Boyd Duckett – Elites at Winyah Bay

Power Pole

DuckettBlogThis week the Elite Series brings its traveling tournament show to Winyah Bay, on the waters of coastal South Carolina. I got here a couple of days ago, and it’s beautiful. The place has a great feel.

It’s a terrific vacation place. Georgetown is nice. If you go south down the coast, there’s Charleston. If you go north, you’ve got Pawley’s Island and Murrell’s Inlet and Myrtle Beach.

I’m staying in Pawley’s Island. I like it a lot.

But… You know there’s always a “but.”  We won’t be fishing locally.

This will be a different kind of tournament. The key word for this event is going to be transportation. Even more so than in past Elite Series events that required anglers to log a lot of miles on our boats, this one could be about who travels the best for four days.

Success this week is going to be 100 percent about where you decide to fish. I understand you can make that claim about every event. But trust me when I say this one is different, because it’s possible that every productive fishing spot will be a long, long way from our launch area.

Winyah Bay is a large body, but there won’t be any serious fishing in the Georgetown area, because the water is too salty. You’ve got to go inland. So we’re all going to have to saddle up and ride.

The choices will be the rivers: the Pee Dee, the Santee, the Black River and a few others.

The real choice for a lot of us will be whether to take our boats all the way to Charleston, then cut back up the Cooper River. Maybe guys will go all the way to the dam.

Deciding to do that creates two issues:

First, it’s 120 miles one way, which means two hours going and two coming back. It also means you’ve got to fill your tank twice, and it’s not like you’re going pull onto pit road and fuel up the way a NASCAR driver would. In our case, there could be 50 or 60 boats idling up to an off-the-path marina. And everybody’s got to fill up. That takes a lot of time.

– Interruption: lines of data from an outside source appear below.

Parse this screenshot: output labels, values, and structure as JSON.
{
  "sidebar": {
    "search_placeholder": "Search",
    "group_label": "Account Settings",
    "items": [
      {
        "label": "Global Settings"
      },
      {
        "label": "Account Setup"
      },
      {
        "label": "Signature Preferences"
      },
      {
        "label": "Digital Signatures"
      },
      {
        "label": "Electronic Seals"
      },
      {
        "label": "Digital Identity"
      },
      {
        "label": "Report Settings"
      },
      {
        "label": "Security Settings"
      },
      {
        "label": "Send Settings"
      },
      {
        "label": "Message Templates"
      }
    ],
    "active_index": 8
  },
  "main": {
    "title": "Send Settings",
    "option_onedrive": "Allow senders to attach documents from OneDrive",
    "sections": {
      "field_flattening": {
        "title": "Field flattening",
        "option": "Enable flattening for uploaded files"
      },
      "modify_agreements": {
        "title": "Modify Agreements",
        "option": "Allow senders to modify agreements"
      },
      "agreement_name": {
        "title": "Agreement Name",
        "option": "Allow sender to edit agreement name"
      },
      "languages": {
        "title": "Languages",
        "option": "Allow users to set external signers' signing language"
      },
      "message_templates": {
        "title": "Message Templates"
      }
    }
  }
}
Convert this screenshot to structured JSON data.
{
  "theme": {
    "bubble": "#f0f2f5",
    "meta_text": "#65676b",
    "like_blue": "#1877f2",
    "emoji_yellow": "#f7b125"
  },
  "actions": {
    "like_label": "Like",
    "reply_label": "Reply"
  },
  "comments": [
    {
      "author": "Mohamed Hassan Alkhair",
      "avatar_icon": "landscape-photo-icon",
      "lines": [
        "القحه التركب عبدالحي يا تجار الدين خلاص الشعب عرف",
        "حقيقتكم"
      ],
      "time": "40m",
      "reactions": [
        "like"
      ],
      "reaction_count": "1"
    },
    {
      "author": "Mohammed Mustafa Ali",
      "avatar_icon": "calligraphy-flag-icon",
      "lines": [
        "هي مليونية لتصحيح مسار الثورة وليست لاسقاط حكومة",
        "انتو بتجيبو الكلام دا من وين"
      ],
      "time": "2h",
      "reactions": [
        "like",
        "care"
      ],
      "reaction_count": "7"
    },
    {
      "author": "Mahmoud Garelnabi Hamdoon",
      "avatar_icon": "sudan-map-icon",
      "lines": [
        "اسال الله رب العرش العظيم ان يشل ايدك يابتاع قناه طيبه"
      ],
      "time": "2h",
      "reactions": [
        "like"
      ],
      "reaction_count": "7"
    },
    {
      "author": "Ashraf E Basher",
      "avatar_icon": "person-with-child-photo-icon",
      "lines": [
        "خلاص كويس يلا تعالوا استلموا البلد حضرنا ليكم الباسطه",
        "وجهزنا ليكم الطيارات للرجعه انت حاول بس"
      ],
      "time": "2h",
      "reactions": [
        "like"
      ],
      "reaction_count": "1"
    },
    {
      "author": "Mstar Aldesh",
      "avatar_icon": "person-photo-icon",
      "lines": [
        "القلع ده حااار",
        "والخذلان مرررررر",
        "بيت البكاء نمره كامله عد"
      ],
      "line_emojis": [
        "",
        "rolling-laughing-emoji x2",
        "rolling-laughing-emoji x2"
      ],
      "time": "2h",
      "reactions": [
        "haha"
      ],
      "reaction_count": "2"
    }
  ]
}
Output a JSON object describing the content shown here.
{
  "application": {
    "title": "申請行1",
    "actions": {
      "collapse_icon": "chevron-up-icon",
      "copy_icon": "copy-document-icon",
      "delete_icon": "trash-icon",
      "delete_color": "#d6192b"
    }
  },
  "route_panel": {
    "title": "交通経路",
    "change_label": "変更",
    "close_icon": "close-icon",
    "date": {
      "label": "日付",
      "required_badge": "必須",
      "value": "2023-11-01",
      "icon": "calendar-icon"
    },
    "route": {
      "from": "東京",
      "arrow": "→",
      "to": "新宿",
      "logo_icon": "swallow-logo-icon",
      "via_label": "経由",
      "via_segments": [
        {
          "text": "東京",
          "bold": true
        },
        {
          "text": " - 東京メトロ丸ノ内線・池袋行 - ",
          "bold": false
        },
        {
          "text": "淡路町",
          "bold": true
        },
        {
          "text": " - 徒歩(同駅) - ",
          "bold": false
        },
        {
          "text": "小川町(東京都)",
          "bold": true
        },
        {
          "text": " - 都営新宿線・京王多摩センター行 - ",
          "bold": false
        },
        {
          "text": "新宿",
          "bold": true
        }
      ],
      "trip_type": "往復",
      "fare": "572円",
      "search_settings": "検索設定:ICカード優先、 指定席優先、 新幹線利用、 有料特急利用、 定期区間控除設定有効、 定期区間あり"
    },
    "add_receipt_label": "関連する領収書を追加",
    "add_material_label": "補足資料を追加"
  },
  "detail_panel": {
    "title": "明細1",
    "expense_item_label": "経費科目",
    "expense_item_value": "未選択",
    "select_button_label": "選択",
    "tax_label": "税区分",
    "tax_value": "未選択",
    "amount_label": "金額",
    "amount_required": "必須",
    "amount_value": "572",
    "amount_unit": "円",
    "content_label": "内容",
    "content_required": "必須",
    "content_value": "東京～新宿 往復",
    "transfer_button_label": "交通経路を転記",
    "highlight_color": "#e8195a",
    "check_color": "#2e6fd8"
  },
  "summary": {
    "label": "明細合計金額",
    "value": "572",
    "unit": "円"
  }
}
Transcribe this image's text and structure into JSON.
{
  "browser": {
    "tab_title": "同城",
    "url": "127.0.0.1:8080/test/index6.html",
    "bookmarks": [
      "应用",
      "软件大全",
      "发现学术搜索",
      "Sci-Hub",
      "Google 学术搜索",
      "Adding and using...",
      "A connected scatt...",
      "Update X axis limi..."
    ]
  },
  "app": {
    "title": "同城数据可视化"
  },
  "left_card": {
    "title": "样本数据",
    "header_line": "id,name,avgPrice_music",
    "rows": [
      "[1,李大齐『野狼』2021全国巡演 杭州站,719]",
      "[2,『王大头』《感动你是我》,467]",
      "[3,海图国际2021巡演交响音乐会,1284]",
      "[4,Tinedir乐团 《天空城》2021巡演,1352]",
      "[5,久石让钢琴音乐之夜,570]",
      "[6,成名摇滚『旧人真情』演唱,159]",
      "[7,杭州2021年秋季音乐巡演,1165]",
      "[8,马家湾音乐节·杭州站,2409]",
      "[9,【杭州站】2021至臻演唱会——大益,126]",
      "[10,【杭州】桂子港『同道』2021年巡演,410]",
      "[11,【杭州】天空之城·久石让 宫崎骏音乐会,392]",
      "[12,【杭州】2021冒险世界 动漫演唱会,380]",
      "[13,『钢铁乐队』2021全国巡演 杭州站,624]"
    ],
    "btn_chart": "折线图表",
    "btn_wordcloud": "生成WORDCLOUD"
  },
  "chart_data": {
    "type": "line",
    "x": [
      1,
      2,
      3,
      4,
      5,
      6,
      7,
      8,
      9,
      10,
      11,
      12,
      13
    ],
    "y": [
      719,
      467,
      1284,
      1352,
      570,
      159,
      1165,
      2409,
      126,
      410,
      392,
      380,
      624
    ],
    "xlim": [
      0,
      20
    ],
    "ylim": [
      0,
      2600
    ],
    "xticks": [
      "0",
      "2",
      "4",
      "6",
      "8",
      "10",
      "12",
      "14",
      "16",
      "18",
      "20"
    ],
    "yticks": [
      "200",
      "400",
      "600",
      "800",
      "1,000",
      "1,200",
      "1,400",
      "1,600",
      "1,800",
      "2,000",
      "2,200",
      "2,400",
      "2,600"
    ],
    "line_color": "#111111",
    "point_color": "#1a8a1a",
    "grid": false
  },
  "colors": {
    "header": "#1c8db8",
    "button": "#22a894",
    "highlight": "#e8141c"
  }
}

The only time I’ve ever made a run like that was during the Classic a few years ago in New Orleans. I left New Orleans and took a 100 miles-plus trip to Venice. And that one only required one fill-up.

When you play with the time factor, it’s possible you’ll be left with two and a half hours to actually fish.

So that’s a problem.

The second issue with taking that kind of long-run gamble is that no outboard is designed to go wide open for two hours. Our engines aren’t really made for that kind of pace.

I would guess that if 50 Elite boats go to the Santee, a handful of guys will have engine trouble, a few might misjudge the fuel, and a few others might hit their props on debris. It wouldn’t be a bad idea to travel with a spare prop.

So, true as it is that every tournament hinges on the decision of where you decide to fish, the stakes could be a little higher in this one.

A long boat ride and a short fishing day  await.